Kidson Track-Camp — 09.07.2001

Unsere Armbanduhren wecken uns um Punkt vier Uhr. Sofort schießen wir in die Höhe. Während sich Tanja anzieht führe ich meine tägliche Rückengymnastik durch. Dann folgt wie immer jeder Handgriff einer sich ständig wiederholenden Routine. Als ich aus dem Zelt krieche ist es 4 Uhr 30 und stockdunkel. Ich packe es zusammen und leiste Tanja im Wohnwagen beim Frühstücken Gesellschaft. Wir haben gestern schon alles zusammengeräumt und können unsere kleine Behausung der letzten zwei Wochen schnell verlassen. Dann füttere ich den Kamelen noch mal die zwei letzten Eimer Kraftnahrung und einen halben Ballen Heu. Kurz vor sechs Uhr befinden wir uns bereits in dem Kamelgehege und laden Sebastian. Alles läuft wie nach Plan und ohne jegliche Zwischenfälle. Um sieben Uhr stehen die ersten Touristen am Zaun. Sie wollen unseren Aufbruch auf keinen Fall verpassen. Seit vorgestern wurden wir ständig gefragt ob wir heute am Montag wirklich aufbrechen. Manche der Touristen haben sogar ihre Abreise verschoben, um Zeuge unseres Abmarsches zu werden.

Unser eigentlicher Aufbruchtag war der Freitag, doch kam uns das Stopfen von Edgars und Jaspers Sattel dazwischen. Wir hatten nicht damit gerechnet auch die Polsterung dieser beiden Sättel komplett neu mit Stroh füllen zu müssen. Erst beim letzten Satteltest am Donnerstag bemerkten wir, dass sich die Füllung während der Etappe Eins stark verdichtete. Jaspers Sattel war der Frühere von Hardie. Da unsere Satteltaschen die wir auf unserer Pakistanexpedition benutzten und für Edgar und Jasper extra aus Deutschland mitbrachten nicht funktionieren, entschieden wir uns auf den alten Sattel von Hardie zurückzugreifen. Jo und Tom haben uns diesen mit dem Stroh geschickt. Jafars alten Sattel für Edgar zu nutzen war schon eine Entscheidung die wir auf Anna Plains getroffen hatten.

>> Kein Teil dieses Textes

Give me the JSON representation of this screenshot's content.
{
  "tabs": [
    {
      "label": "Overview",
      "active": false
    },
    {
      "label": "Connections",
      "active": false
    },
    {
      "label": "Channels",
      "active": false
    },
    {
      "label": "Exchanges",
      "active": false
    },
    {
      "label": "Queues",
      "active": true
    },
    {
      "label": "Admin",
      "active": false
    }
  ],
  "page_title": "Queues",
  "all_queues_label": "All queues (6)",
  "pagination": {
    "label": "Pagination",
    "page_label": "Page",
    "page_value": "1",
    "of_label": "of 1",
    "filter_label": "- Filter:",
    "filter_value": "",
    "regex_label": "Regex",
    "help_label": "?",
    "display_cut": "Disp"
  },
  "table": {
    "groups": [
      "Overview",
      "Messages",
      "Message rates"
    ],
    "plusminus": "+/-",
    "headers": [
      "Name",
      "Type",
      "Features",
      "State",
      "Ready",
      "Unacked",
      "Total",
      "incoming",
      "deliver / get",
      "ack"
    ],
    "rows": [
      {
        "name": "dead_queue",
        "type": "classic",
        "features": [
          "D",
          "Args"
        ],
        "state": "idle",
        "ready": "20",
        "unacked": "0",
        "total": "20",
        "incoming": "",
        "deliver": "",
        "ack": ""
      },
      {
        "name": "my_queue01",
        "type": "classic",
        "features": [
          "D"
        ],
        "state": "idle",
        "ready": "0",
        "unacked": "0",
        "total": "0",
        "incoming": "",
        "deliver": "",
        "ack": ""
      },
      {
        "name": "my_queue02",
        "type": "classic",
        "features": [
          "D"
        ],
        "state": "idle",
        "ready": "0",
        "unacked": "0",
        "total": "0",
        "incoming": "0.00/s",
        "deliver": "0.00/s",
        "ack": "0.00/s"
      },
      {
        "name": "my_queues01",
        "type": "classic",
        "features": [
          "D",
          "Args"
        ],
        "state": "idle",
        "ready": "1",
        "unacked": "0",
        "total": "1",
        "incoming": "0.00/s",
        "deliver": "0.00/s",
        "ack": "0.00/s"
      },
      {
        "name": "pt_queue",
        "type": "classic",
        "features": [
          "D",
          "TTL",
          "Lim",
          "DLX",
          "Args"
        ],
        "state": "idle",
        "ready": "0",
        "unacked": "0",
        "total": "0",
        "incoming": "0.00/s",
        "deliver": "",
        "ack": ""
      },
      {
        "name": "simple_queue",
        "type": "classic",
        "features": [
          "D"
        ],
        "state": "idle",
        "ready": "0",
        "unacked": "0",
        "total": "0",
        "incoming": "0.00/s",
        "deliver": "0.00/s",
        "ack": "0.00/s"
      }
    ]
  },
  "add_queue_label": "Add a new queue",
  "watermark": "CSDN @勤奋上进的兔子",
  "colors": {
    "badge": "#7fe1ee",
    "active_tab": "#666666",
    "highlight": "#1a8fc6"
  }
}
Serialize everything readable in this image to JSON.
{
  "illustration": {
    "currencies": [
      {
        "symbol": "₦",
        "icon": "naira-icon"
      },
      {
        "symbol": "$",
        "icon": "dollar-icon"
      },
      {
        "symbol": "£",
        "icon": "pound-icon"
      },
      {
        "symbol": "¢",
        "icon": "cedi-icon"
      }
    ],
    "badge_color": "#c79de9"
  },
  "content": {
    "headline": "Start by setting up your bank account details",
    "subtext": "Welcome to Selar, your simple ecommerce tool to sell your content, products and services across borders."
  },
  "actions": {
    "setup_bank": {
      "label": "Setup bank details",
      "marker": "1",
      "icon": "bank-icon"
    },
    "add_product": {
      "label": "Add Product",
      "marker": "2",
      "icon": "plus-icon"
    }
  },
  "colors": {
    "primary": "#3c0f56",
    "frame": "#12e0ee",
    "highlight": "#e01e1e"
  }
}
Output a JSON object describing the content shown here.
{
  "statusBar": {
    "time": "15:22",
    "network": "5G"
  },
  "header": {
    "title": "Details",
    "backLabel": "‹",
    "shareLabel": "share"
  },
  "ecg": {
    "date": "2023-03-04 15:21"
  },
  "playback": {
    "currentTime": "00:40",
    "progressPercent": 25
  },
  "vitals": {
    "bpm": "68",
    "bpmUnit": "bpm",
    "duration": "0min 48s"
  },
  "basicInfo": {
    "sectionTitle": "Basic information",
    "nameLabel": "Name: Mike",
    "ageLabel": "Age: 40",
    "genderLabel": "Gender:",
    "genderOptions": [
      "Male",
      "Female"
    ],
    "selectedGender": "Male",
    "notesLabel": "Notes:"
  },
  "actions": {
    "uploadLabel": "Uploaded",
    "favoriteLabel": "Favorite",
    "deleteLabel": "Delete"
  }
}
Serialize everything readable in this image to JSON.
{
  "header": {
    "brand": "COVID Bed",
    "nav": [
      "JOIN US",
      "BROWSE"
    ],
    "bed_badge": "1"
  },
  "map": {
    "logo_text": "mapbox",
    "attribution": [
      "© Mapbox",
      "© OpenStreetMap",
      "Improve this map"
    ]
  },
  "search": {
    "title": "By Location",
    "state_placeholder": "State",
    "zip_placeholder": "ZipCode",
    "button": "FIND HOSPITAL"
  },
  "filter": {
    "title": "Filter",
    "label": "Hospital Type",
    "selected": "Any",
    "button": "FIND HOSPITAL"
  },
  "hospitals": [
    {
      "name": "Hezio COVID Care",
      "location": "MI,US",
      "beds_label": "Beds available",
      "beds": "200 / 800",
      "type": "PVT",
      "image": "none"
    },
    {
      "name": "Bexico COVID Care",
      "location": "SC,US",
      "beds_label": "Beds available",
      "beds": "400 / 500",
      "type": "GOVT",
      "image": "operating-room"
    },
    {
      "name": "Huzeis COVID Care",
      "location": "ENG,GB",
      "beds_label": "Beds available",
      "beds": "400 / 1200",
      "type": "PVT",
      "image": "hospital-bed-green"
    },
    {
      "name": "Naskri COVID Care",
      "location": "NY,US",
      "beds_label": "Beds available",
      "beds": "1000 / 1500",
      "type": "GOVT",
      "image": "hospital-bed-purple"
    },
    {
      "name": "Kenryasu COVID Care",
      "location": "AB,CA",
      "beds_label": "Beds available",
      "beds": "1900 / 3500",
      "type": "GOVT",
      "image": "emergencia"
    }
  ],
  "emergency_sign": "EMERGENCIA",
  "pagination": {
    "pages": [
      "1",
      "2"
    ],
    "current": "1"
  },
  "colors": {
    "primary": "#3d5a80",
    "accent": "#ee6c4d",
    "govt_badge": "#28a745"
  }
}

Wie auch immer, dies war unter anderem der Grund für den längeren Aufenthalt. Jetzt besitzen alle unsere Kamele richtige Sättel. Sebastian trägt den gleichen wie auf Teiletappe Eins, Jasper trägt den von Hardie und Edgar den von Jafar. Die anderen vier besitzen die von Jo und Tom angefertigten Afghanpacksättel. Bis auf Sebastians Sattel mussten wir also alle Sättel neu stopfen, nähen und das Stroh in Form klopfen. Wenn jetzt nichts mehr Außergewöhnliches dazwischenkommt müsste auf der Etappe Zwei das Sattelproblem behoben sein. Natürlich sind die drei alten Sättel immer noch ein eventuelles Problem. Sie haben sich als völlig untauglich herausgestellt. Ich hoffe allerdings Edgar und Jasper im Durchschnitt nur mit 100 Liter Wasser beladen zu müssen. Das sollten sie und die Sättel aushalten. Wenn nicht haben wir wieder eine ungewollte Herausforderung die es mitten in der Wüste zu lösen gilt.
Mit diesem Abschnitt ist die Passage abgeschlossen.